Community Stories

RESURFACE

Avisheh Mohsenin

Avisheh Mohsenin was born in France and moved to Iran as a child where she grew up and attended university before moving to the U.S. in 1997. In the U.S. she obtained a Masters in Economics and started her art career by taking classes and experimenting with various mediums. Avisheh’s work has moved from photographic compositions to sculptural mixed media pieces involving found objects, hand-fatigued magazine cutouts, light-boxes, and image making using acrylic, pencil, and collages.

 

R E S U R F A C E
Works on Canvas and Board. Archival Prints
Avisheh Mohsenin – 2018

Hurricane Harvey that hit Houston in August of 2017 submerged my home art studio in its waters for days. The blow of the destruction of the memorabilia, family slides, and artworks was one similar to the violation felt by a loss. The attempt to save these damaged photographs and artworks proved to be a futile exercise. In the heat of the moment as I started a familiarization process with this new kind of loss, something happened: I entered into a creative state working with the muddy images, discovering them in their new state. They were no longer the images of loved ones but surfaces with sophisticated lines and colors as if made mindfully and with intent. The accidental effect of a ravaging accident was a silver lining.

The “excavation” part of this series presents the reborn images in form of reprinted archival

photographs. They are the product of a slow marinating in a mix of photo chemicals and flood water. As I excavated through years of pre-digital photos I asked myself: why have I kept these photos in boxes for years? Looking at them, what do I really see? What was their role in documenting or reinterpreting memories? What happens now that I don’t have them? What do these photographs mean in the context of how photography has evolved today?

 

The “reinterpretation” part of this series includes collages I have made using the damaged images. Not long after examining questions about attachment, materialism, and memories, like a drunk pouring another glass, I was at the store buying art materials, printing hundreds of photos of the damaged photos and cutting them. The collages are the results of this exercise of recreating and not letting go. They are made entirely with images related to the aftermath of Harvey.
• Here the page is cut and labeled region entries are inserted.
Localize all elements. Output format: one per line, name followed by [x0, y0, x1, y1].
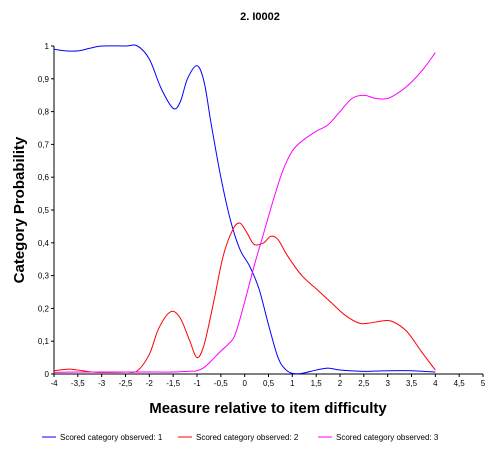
x-tick-label: 2,5	[358, 379, 370, 388]
x-tick-label: -1,5	[166, 379, 180, 388]
y-tick-label: 0,1	[38, 337, 50, 346]
legend: Scored category observed: 1 Scored catego…	[42, 433, 439, 442]
legend-label-3: Scored category observed: 3	[336, 433, 439, 442]
x-tick-label: -2,5	[119, 379, 133, 388]
x-tick-label: 0,5	[263, 379, 275, 388]
x-tick-label: 4,5	[454, 379, 466, 388]
y-axis-label: Category Probability	[11, 136, 28, 283]
x-tick-label: -4	[50, 379, 58, 388]
series-line-1	[53, 44, 436, 375]
x-tick-label: -3	[98, 379, 106, 388]
x-tick-label: -0,5	[214, 379, 228, 388]
x-axis-label: Measure relative to item difficulty	[149, 400, 387, 417]
y-tick-label: 0,3	[38, 272, 50, 281]
x-tick-label: 3,5	[406, 379, 418, 388]
x-tick-label: -1	[193, 379, 201, 388]
axes: -4 -3,5 -3 -2,5 -2 -1,5 -1 -0,5 0 0,5 1 1,5 2 2,5 3 3,5…	[38, 42, 486, 388]
x-tick-label: -3,5	[71, 379, 85, 388]
x-tick-label: 2	[338, 379, 343, 388]
x-tick-label: 3	[385, 379, 390, 388]
x-tick-label: 0	[242, 379, 247, 388]
x-tick-label: 1	[290, 379, 295, 388]
y-tick-label: 0,2	[38, 304, 50, 313]
x-tick-label: 1,5	[311, 379, 323, 388]
y-tick-label: 1	[45, 42, 50, 51]
series-line-2	[53, 222, 436, 373]
series-lines	[53, 44, 436, 375]
x-tick-label: -2	[146, 379, 154, 388]
y-tick-label: 0,5	[38, 206, 50, 215]
y-tick-label: 0,4	[38, 239, 50, 248]
y-tick-label: 0	[45, 370, 50, 379]
x-tick-label: 5	[481, 379, 486, 388]
y-tick-label: 0,7	[38, 140, 50, 149]
legend-label-1: Scored category observed: 1	[60, 433, 163, 442]
y-tick-label: 0,6	[38, 173, 50, 182]
y-tick-label: 0,8	[38, 108, 50, 117]
chart-title: 2. I0002	[240, 11, 280, 23]
series-line-3	[53, 52, 436, 373]
x-tick-label: 4	[433, 379, 438, 388]
y-tick-label: 0,9	[38, 75, 50, 84]
legend-label-2: Scored category observed: 2	[196, 433, 299, 442]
Some of the collages are reinterpreting the destruction. Putting pieces of doors and windows and chairs on top of each other on a canvas felt like rebuilding. Saving an image of a seriously damaged artwork by another artist felt like revering their creativity. The abstracted images of covered furniture were in a way helping to be in charge of the devastation, not its victim.

Are these collages a crutch to prevent my memory from editing itself? Or are they means to help go through the loss? They have served as both. Time will tell more.